I must admit to being a bit of a soap addict. I was thrilled to see “Emmerdale” doing their bit for Cerebral Palsy Awareness Month, following the difficult birth of Megan and Jai’s baby girl.
The doctors have advised the new parents that due to complications during the birth, which meant the baby suffered a lack of oxygen, she may now have Cerebral Palsy. Though I remember that “it’s just a story,” I have much sympathy with the characters who have no clue about what Cerebral Palsy is or what the future might hold.
It’s scary. Hard to believe. You don’t know where to turn and at this stage, the doctors can’t make any promises or offer any kind of reassurances. The future now seems like an up hill battle, with the summit seeming unattainable. That’s how many parents feel when being told their child has Cerebral Palsy – a condition for which there is no cure. I have no doubt that is how my own parents felt, thirty something years ago, when they were told the same thing about me.
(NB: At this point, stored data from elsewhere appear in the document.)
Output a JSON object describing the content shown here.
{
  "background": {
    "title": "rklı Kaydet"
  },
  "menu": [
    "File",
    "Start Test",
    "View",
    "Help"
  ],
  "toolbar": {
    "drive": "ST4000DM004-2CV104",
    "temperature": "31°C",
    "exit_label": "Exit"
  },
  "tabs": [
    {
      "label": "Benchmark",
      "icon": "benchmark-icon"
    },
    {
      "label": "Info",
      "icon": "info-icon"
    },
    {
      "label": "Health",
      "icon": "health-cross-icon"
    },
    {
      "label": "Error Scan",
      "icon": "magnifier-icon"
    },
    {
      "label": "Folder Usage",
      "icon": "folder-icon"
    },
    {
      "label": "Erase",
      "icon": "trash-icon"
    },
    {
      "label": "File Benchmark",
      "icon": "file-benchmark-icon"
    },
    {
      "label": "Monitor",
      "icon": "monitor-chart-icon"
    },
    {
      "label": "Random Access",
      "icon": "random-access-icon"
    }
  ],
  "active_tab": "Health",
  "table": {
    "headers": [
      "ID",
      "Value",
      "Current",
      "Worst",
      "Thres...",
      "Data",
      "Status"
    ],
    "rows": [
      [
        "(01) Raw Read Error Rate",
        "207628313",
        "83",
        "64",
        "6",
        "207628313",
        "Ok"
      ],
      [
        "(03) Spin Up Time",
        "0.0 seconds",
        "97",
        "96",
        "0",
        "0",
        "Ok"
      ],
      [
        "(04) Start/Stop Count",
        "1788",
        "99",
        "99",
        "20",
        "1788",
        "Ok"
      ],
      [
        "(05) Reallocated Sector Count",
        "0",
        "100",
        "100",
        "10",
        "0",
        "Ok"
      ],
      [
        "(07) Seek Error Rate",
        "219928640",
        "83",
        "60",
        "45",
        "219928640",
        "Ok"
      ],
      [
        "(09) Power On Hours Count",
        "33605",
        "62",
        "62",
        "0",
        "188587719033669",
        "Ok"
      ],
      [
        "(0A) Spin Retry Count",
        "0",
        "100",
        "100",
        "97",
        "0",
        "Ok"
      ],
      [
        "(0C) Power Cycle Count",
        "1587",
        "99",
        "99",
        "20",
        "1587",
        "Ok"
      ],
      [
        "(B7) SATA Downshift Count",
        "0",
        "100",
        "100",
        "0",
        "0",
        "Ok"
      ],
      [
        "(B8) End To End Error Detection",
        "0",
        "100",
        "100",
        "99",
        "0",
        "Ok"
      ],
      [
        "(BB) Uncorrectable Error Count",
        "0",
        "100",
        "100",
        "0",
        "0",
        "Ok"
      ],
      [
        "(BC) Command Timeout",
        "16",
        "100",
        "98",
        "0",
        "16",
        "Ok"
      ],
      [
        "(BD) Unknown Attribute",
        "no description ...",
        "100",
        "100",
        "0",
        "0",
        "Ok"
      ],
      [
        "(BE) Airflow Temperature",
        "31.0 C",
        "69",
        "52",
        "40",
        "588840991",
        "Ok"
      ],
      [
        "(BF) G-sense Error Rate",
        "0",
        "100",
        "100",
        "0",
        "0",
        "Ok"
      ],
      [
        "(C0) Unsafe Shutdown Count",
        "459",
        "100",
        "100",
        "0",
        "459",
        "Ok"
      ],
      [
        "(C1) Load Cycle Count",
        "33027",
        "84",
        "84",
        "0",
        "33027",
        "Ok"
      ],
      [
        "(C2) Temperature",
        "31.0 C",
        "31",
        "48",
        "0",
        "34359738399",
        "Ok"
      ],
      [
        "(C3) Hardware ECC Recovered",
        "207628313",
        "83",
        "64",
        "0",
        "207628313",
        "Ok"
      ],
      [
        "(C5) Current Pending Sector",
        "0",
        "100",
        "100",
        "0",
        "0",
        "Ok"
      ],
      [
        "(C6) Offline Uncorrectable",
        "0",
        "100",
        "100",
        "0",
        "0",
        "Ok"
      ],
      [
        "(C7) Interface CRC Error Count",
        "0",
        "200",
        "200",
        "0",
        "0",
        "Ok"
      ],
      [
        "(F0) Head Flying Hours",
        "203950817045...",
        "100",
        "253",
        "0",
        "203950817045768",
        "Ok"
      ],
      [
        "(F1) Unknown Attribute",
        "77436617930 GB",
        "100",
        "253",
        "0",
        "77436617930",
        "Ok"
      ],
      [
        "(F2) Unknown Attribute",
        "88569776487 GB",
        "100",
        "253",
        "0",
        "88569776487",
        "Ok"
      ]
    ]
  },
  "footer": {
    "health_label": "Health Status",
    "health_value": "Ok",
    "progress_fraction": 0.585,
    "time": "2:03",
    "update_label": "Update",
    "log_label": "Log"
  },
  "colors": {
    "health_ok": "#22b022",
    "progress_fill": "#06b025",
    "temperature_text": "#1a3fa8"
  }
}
There was no internet back then, nowhere to seek reassurance and all they could do was take one day at a time. They could only hope and pray that the dim view that the doctors painted of my future was wrong. And indeed it was.
Despite my physical limitations, Cerebral Palsy didn’t rob me of either my intelligence or my desire to lead what some might call, a “normal life”. Despite many sceptics, I enjoyed a mainstream education which ended in me graduating with a 2:1 Honours Degree from Oxford Brookes University. I went on to secure full-time paid employment and became a successful manager in a small Disability Charity.
But I also had other dreams and ambitions that when I was born, 33 years ago (almost!), would have been deemed impossible, unthinkable even by those who knew of my fiery and determined personality. I daren’t even voice my dreams but I knew that I wanted two more special roles: A wife and a Mother.
Who would have thought, all those years ago, that those dreams would also be realised? On 3rd September 2011, I took some shaky steps down the aisle and became wife to Dean, with the most amazing wedding. Then on 28th June 2013, I became Mummy to the most beautiful little boy, Jack James.
If my parents could have looked into the future and known the life that lay ahead of me, that diagnosis of Cerebral Palsy wouldn’t have seemed half as bad. Yes, there were challenges and it wasn’t always easy but my parents and I maintained two things: hope and determination.
So what would I say to parents facing the same diagnosis? Firstly, don’t jump to conclusions. Cerebral Palsy affects everyone differently and it’s important not to make assumptions before you know the facts. Secondly, a disability isn’t the end of the world and if you don’t believe me, read “Why I love having Cerebral Palsy.” Finally, just don’t give up. It can seem hopeless, like your life or your child’s will never be the same. But with hope, determination and a good sense of humour, the future can and will be brighter than you imagine it to be!